Luigi Pagano

 

"Dalla parte della vittima, ma anche del colpevole"

di Emilia Patruno

 

Famiglia Cristiana, 4 aprile 2004

 

Luigi Pagano, direttore del carcere di San Vittore: "Dalla parte della vittima, ma anche del colpevole"

 

VII° comandamento: non rubare

Luigi Pagano, avvocato, criminologo, direttore del carcere di San Vittore di Milano dal 1991, il settimo comandamento ce l’ha sotto gli occhi da 25 anni. "Il carcere non è l’osservatorio privilegiato per capire com’è cambiata l’interpretazione di questo comandamento, se non in negativo. Le stime dicono che gran parte dei furti non viene denunciata. Il comandamento infranto da questo osservatorio coincide con il reato, e questo è difficilmente accertabile, scappa alle definizioni".

 

E quindi...

"E quindi il furto potrebbe avere una connotazione classista: si pensa che il ladro rubi perché ha fame. E in genere è così, almeno dal punto di vista dell’autore del reato. Molti, poi, rubano piccoli oggetti, pochi spiccioli. Da una parte, questo denota la necessità. Dall’altra, una capacità criminale bassa. Significa che "dentro" ci stanno quelli che sono stati "beccati" e quindi sono tra i ladri meno capaci. Certo, visto dalla parte della vittima il furto è dirompente, perché ti senti violato. Cesare Beccaria considerava il furto come una trasgressione che deve far ripensare il sistema dei valori, soprattutto il diritto di proprietà. Sono cose che vanno abbinate".

 

Il furto non va punito?

"Ci mancherebbe! Ma prima dell’articolo 27 della Costituzione, che riguarda la pena, c’è l’articolo 3, che dice: "È compito della Repubblica rimuovere gli ostacoli di ordine economico e sociale che, limitando di fatto la libertà e l’eguaglianza dei cittadini, impediscono il pieno sviluppo della persona umana…".

 

Ma allora i ladri le sono "simpatici"?

"Paradossalmente, alcuni suscitano una certa ammirazione.

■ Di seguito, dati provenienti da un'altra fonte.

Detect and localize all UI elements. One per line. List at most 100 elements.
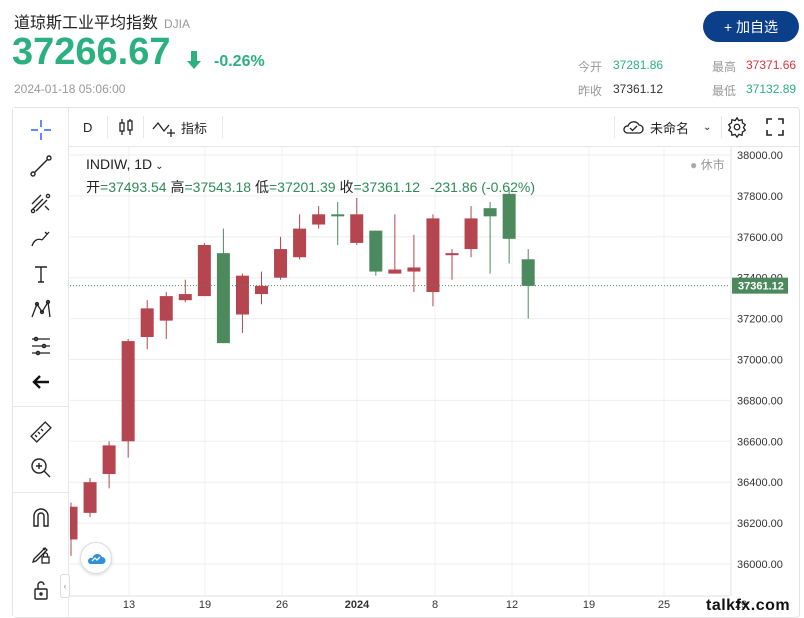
quote-datetime: 2024-01-18 05:06:00	[14, 82, 126, 96]
legend-high-label: 高	[170, 179, 185, 195]
indicators-button[interactable]: 指标	[151, 108, 207, 146]
candle-body	[502, 193, 516, 239]
trend-line-icon[interactable]	[27, 152, 55, 180]
interval-button[interactable]: D	[83, 119, 93, 135]
fib-tool-icon[interactable]	[27, 188, 55, 216]
candle-body	[83, 482, 97, 513]
y-tick-label: 37200.00	[737, 314, 783, 326]
status-dot-icon: ●	[690, 158, 698, 172]
candle-body	[178, 294, 192, 301]
legend-close: 37361.12	[361, 179, 421, 195]
last-price-line: 37361.12	[70, 277, 788, 294]
chart-grid	[70, 147, 730, 596]
x-tick-label: 19	[583, 599, 595, 611]
candle-body	[464, 218, 478, 250]
candle-body	[369, 230, 383, 272]
candle-body	[407, 267, 421, 272]
back-arrow-icon[interactable]	[27, 368, 55, 396]
prediction-tool-icon[interactable]	[27, 332, 55, 360]
instrument-code: DJIA	[164, 17, 191, 31]
indicators-icon	[152, 121, 175, 137]
price-axis: 38000.0037800.0037600.0037400.0037200.00…	[730, 147, 783, 596]
prev-close-value: 37361.12	[613, 82, 664, 96]
candle-body	[388, 269, 402, 274]
unlock-icon[interactable]	[27, 576, 55, 604]
open-value: 37281.86	[613, 58, 664, 72]
last-price-label: 37361.12	[738, 281, 784, 293]
candle-body	[521, 259, 535, 286]
y-tick-label: 36200.00	[737, 518, 783, 530]
y-tick-label: 36800.00	[737, 395, 783, 407]
watermark: talkfx.com	[706, 597, 791, 614]
arrow-down-icon	[186, 50, 202, 75]
lock-drawings-icon[interactable]	[27, 540, 55, 568]
candle-body	[235, 275, 249, 315]
cloud-icon	[623, 121, 644, 134]
x-tick-label: 25	[658, 599, 670, 611]
candle-series	[70, 187, 535, 556]
candle-body	[216, 253, 230, 344]
candle-body	[70, 506, 78, 540]
candle-body	[140, 308, 154, 338]
x-tick-label: 29	[735, 599, 747, 611]
go-to-realtime-button[interactable]	[80, 542, 112, 574]
y-tick-label: 37600.00	[737, 232, 783, 244]
legend-high: 37543.18	[192, 179, 252, 195]
candle-body	[159, 296, 173, 321]
collapse-toolbar-handle[interactable]: ‹	[60, 574, 70, 598]
low-label: 最低	[712, 84, 737, 98]
candle-body	[274, 249, 288, 278]
market-status-label: 休市	[700, 158, 725, 172]
legend-low-label: 低	[254, 179, 269, 195]
ohlc-legend: 开=37493.54 高=37543.18 低=37201.39 收=37361…	[86, 179, 535, 195]
layout-name: 未命名	[650, 120, 690, 136]
crosshair-icon[interactable]	[27, 116, 55, 144]
instrument-name: 道琼斯工业平均指数	[14, 15, 159, 32]
candle-body	[293, 228, 307, 258]
y-tick-label: 37800.00	[737, 191, 783, 203]
layout-menu[interactable]: 未命名 ⌄	[622, 108, 711, 146]
candle-body	[331, 214, 345, 217]
series-legend[interactable]: INDIW, 1D ⌄	[86, 156, 164, 172]
settings-gear-icon[interactable]	[726, 108, 748, 146]
legend-low: 37201.39	[277, 179, 336, 195]
ruler-icon[interactable]	[27, 418, 55, 446]
chart-toolbar: D 指标 未命名 ⌄	[69, 108, 799, 147]
y-tick-label: 38000.00	[737, 150, 783, 162]
brush-icon[interactable]	[27, 224, 55, 252]
high-label: 最高	[712, 60, 737, 74]
high-value: 37371.66	[746, 58, 797, 72]
x-tick-label: 26	[276, 599, 288, 611]
x-tick-label: 12	[506, 599, 518, 611]
series-symbol: INDIW, 1D	[86, 156, 153, 172]
text-tool-icon[interactable]	[27, 260, 55, 288]
candlestick-type-icon[interactable]	[117, 108, 135, 146]
y-tick-label: 36000.00	[737, 559, 783, 571]
candle-body	[312, 214, 326, 225]
legend-open: 37493.54	[108, 179, 167, 195]
x-tick-label: 19	[199, 599, 211, 611]
fullscreen-icon[interactable]	[765, 108, 785, 146]
candle-body	[350, 214, 364, 243]
market-status: ● 休市	[690, 156, 725, 173]
candle-body	[255, 285, 268, 295]
low-value: 37132.89	[746, 82, 797, 96]
candle-body	[197, 244, 211, 297]
pattern-tool-icon[interactable]	[27, 296, 55, 324]
open-label: 今开	[578, 60, 603, 74]
add-watchlist-button[interactable]: + 加自选	[703, 11, 799, 42]
magnet-icon[interactable]	[27, 504, 55, 532]
drawing-toolbar	[13, 108, 69, 617]
candle-body	[445, 253, 459, 256]
cloud-chart-icon	[88, 553, 106, 564]
zoom-in-icon[interactable]	[27, 454, 55, 482]
instrument-title: 道琼斯工业平均指数 DJIA	[14, 9, 190, 33]
y-tick-label: 36400.00	[737, 477, 783, 489]
x-tick-label: 2024	[345, 599, 370, 611]
last-price: 37266.67	[12, 31, 171, 73]
legend-open-label: 开	[86, 179, 100, 195]
candle-body	[483, 208, 497, 217]
y-tick-label: 37000.00	[737, 355, 783, 367]
change-percent: -0.26%	[214, 53, 265, 70]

Ci sono topi d’albergo, che io ho visto in azione, qui, salire sul tetto per protesta, con una capacità di arrampicamento fenomenale. Ci sono il "poveraccio" e chi si ingegna alla grande, e anche il ricco, più elegante, più raffinato, che però sempre ladro è. Bisogna vedere il contesto. C’è senza dubbio il furto che passa sotto silenzio e assume una dimensione sociale e poi politica. Anche ai tempi di Tangentopoli c’era qualcosa che poteva rientrare nel furto: la capacità di far saltare le regole della convivenza, della legalità; ma in quel caso le vittime non erano facilmente individuabili".

 

E l’impatto sulla vittima?

"Non si può dimenticare, certo. Il furto è uno sfregio alla persona, che colpisce e un po’ annienta. Di ladri, ne ricordo qualcuno in particolare. Per esempio: uno che ho conosciuto a Pianosa, un milanese molto fantasioso, un po’ sbruffone. A suo dire, "le più meravigliose" rapine, senza spargimento di sangue, s’intende, erano opera sua. Pure in carcere aveva cercato di truffare. Ma era molto abile manualmente e per questo era libero di andare in giro a riparare i guasti. Ma anche in quei casi combinava piccole truffe: danneggiava le cose per poi poterle aggiustare. Forse aveva bisogno di rendersi indispensabile".

 

Altri ricordi?

A Brescia c’erano due talenti criminali da film comico. Per esempio: rubavano una ruspa e imboccavano l’autostrada. Rubavano una partita di scarpe, ma solo le sinistre; in una salumeria, avevano preso i salami di plastica della vetrina. Uno era balbuziente. Quando doveva dire: "Questa è una rapina!", ci metteva mezz’ora. Folgorato dall’incontro con il "socio", era passato al furto; ma era un "ladro individuale", nel senso che rubava auto, biciclette, solamente per farsi un giretto. Era l’altro che lo trascinava. Parevano Totò e Peppino.